Sounds like another measure to protect the snowflakes' delicate sensibilities.

Leland said...

Seattle conspires to help citizens violate federal law.

In other news, Seattle prevents patients from receiving from hospitals, doctors, nurses, and pharmacists from proscribing drugs prohibited by the FDA due to still be under clinical trials.s

Evi L. Bloggerlady said...

Seattle just want junkies to commit suicide slower. Sort of evil, but that is how Lefties roll.

chickelit said...
This comment has been removed by the author.
chickelit said...

I lived in Zurich during their "Needle Park" experiment which failed because they could not staunch the influx of new users. WHat are they doing differently in Seattle?

Synova said...

This really shouldn't be federal law in the first place. It sounds pretty stupid but if they want to do it, then the city ought to be able to do what they wish... fight it out with whatever state laws apply. Let different places try different programs, see what works the best.

I suppose I can't really oppose the FDA too much, or the idea of it anyhow. Though I think there are other possibilities to meet the same goals. But I think that the "right to try" laws are a good idea. It makes no sense to bar a dying person from medicine that might kill them.

Leland said...

I'm sorry Synova. I want to agree with you, but I don't see the logic. You think federal law shouldn't ban drugs, but you think the FDA should ban certain drugs?

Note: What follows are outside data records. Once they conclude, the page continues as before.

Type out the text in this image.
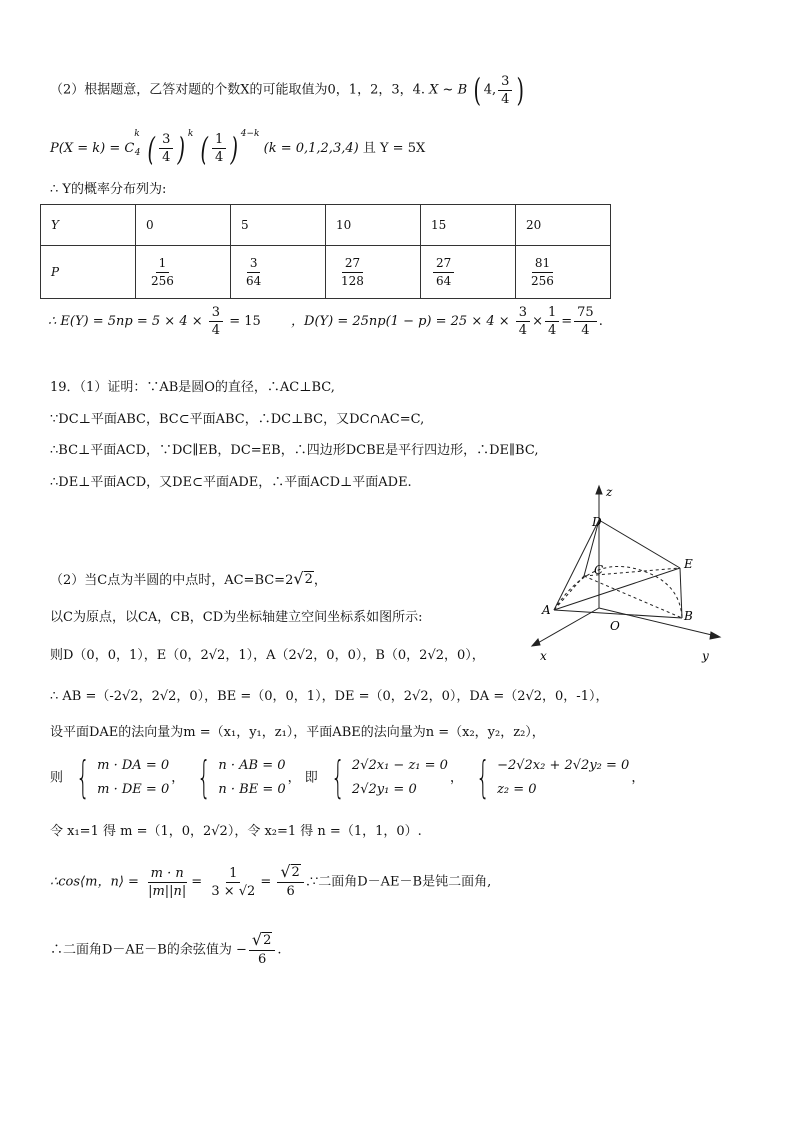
（2）根据题意，乙答对题的个数X的可能取值为0，1，2，3，4. X ~ B ( 4, $\frac{3}{4}$ )
$P(X = k) = C^k_4$ ( $\frac{3}{4}$ ) $^k$ ( $\frac{1}{4}$ ) $^{4-k}$ (k = 0,1,2,3,4) 且 Y = 5X
∴ Y的概率分布列为:
Y	0	5	10	15	20
P	$\frac{1}{256}$	$\frac{3}{64}$	$\frac{27}{128}$	$\frac{27}{64}$	$\frac{81}{256}$
∴ $E(Y) = 5np = 5 \times 4 \times \frac{3}{4} = 15$ ，$D(Y) = 25np(1 - p) = 25 \times 4 \times \frac{3}{4} \times \frac{1}{4} = \frac{75}{4}$ .
19．（1）证明：∵AB是圆O的直径，∴AC⊥BC,
∵DC⊥平面ABC，BC⊂平面ABC，∴DC⊥BC，又DC∩AC=C,
∴BC⊥平面ACD，∵DC∥EB，DC=EB，∴四边形DCBE是平行四边形，∴DE∥BC,
∴DE⊥平面ACD，又DE⊂平面ADE，∴平面ACD⊥平面ADE.
z
x	y
D
E
C
A	B
O
（2）当C点为半圆的中点时，AC=BC=2 √ 2 ，
以C为原点，以CA，CB，CD为坐标轴建立空间坐标系如图所示:
则D（0，0，1），E（0，2√2，1），A（2√2，0，0），B（0，2√2，0），
∴ AB =（-2√2，2√2，0），BE =（0，0，1），DE =（0，2√2，0），DA =（2√2，0，-1），
设平面DAE的法向量为m =（x₁，y₁，z₁），平面ABE的法向量为n =（x₂，y₂，z₂），
则 { m · DA = 0
m · DE = 0
， { n · AB = 0
n · BE = 0
， 即 { 2√2x₁ − z₁ = 0
2√2y₁ = 0
， { −2√2x₂ + 2√2y₂ = 0
z₂ = 0
，
令 x₁=1 得 m =（1，0，2√2），令 x₂=1 得 n =（1，1，0）.
∴cos⟨m，n⟩ = $\frac{m \cdot n}{|m||n|} = \frac{1}{3 \times √2} = \frac{√ 2}{6}$ .∵二面角D－AE－B是钝二面角,
∴二面角D－AE－B的余弦值为 − $\frac{√ 2}{6}$ .
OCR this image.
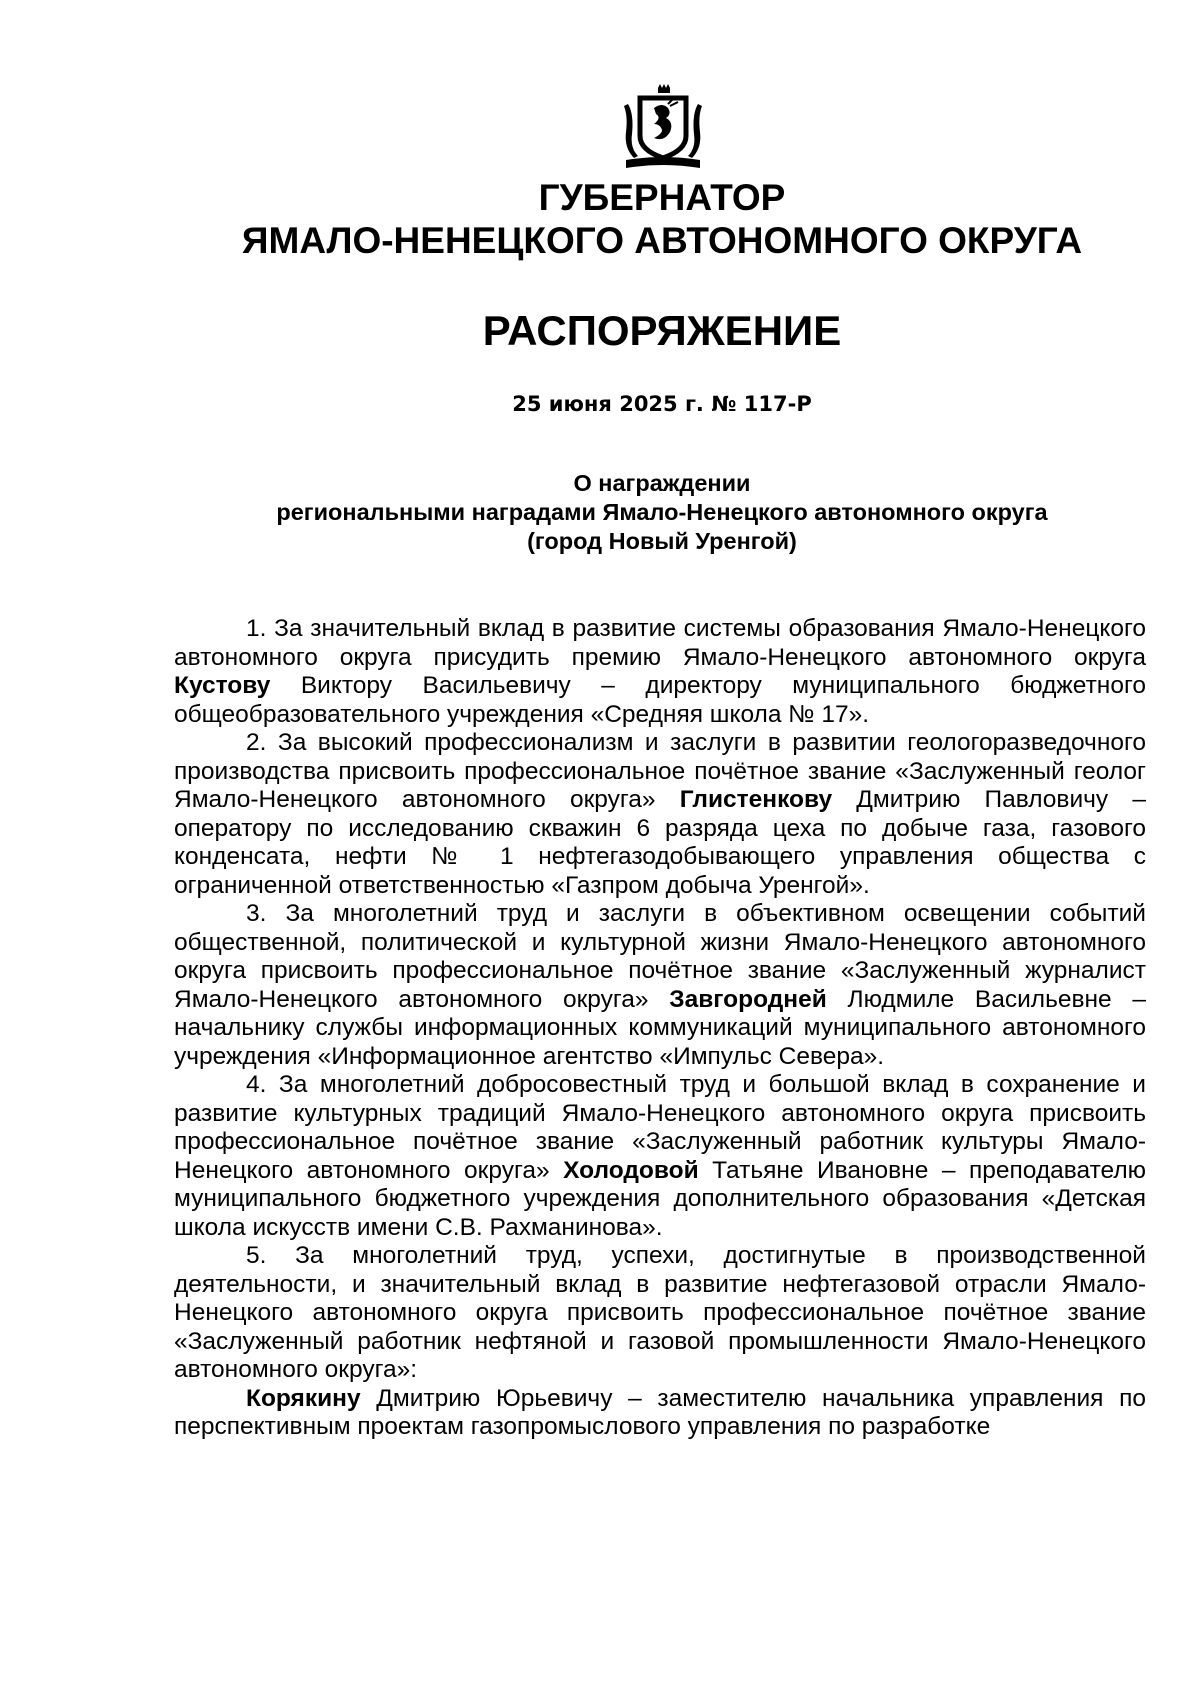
ГУБЕРНАТОР
ЯМАЛО-НЕНЕЦКОГО АВТОНОМНОГО ОКРУГА
РАСПОРЯЖЕНИЕ
25 июня 2025 г. № 117-Р
О награждении
региональными наградами Ямало-Ненецкого автономного округа
(город Новый Уренгой)

1. За значительный вклад в развитие системы образования Ямало-Ненецкого автономного округа присудить премию Ямало-Ненецкого автономного округа Кустову Виктору Васильевичу – директору муниципального бюджетного общеобразовательного учреждения «Средняя школа № 17».

2. За высокий профессионализм и заслуги в развитии геологоразведочного производства присвоить профессиональное почётное звание «Заслуженный геолог Ямало-Ненецкого автономного округа» Глистенкову Дмитрию Павловичу – оператору по исследованию скважин 6 разряда цеха по добыче газа, газового конденсата, нефти № 1 нефтегазодобывающего управления общества с ограниченной ответственностью «Газпром добыча Уренгой».

3. За многолетний труд и заслуги в объективном освещении событий общественной, политической и культурной жизни Ямало-Ненецкого автономного округа присвоить профессиональное почётное звание «Заслуженный журналист Ямало-Ненецкого автономного округа» Завгородней Людмиле Васильевне – начальнику службы информационных коммуникаций муниципального автономного учреждения «Информационное агентство «Импульс Севера».

4. За многолетний добросовестный труд и большой вклад в сохранение и развитие культурных традиций Ямало-Ненецкого автономного округа присвоить профессиональное почётное звание «Заслуженный работник культуры Ямало-Ненецкого автономного округа» Холодовой Татьяне Ивановне – преподавателю муниципального бюджетного учреждения дополнительного образования «Детская школа искусств имени С.В. Рахманинова».

5. За многолетний труд, успехи, достигнутые в производственной деятельности, и значительный вклад в развитие нефтегазовой отрасли Ямало-Ненецкого автономного округа присвоить профессиональное почётное звание «Заслуженный работник нефтяной и газовой промышленности Ямало-Ненецкого автономного округа»:

Корякину Дмитрию Юрьевичу – заместителю начальника управления по перспективным проектам газопромыслового управления по разработке
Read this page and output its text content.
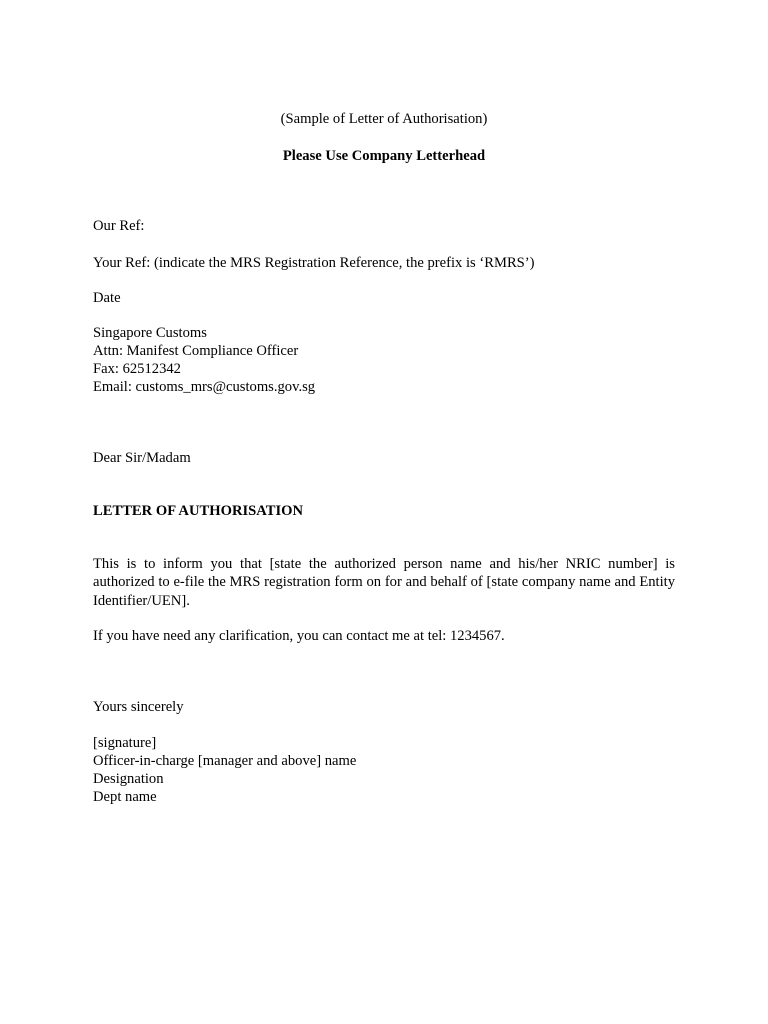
(Sample of Letter of Authorisation)
Please Use Company Letterhead
Our Ref:
Your Ref: (indicate the MRS Registration Reference, the prefix is ‘RMRS’)
Date
Singapore Customs
Attn: Manifest Compliance Officer
Fax: 62512342
Email: customs_mrs@customs.gov.sg
Dear Sir/Madam
LETTER OF AUTHORISATION
This is to inform you that [state the authorized person name and his/her NRIC number] is authorized to e-file the MRS registration form on for and behalf of [state company name and Entity Identifier/UEN].
If you have need any clarification, you can contact me at tel: 1234567.
Yours sincerely
[signature]
Officer-in-charge [manager and above] name
Designation
Dept name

I can understand something like, the federal government doesn't ban any drugs. Then, the FDA provides only guidelines for certain drugs. In other words, the FDA provides a certification, after a proscribed clinical trial program, which simply states what the drug does both good and bad. Then individual States can use the certified drugs to regulate health insurance options for medical prescriptions, or if they choose, a State could ban various drugs. And if you want to choose an uncertified drug, then pay out of pocket like you would marijuana, cocaine, or crack; or perhaps travel/move to another State. Is this what you mean?

Overall, in my list of laws (federal, state, or municipal) that need fixed; drugs is pretty low. Mainly because right now, it seems no one is interested in any middle ground. It's either ban/control nearly everything or don't enforce laws plus give users free needles so they can OD without getting a blood-borne infection.

By the way, was just reading how my State still enforces a Stamp law on alcohol, which means you can't even purchase alcohol duty free when on international travel. I think its stupid, but for the amount of alcohol I purchase, especially internationally; changing this law would probably have a net effect of about $1,000 for my lifetime. So meh.

ndspinelli said...

They should name the parlors the Curt Cobain and Jimi Hendrix memorial lounges.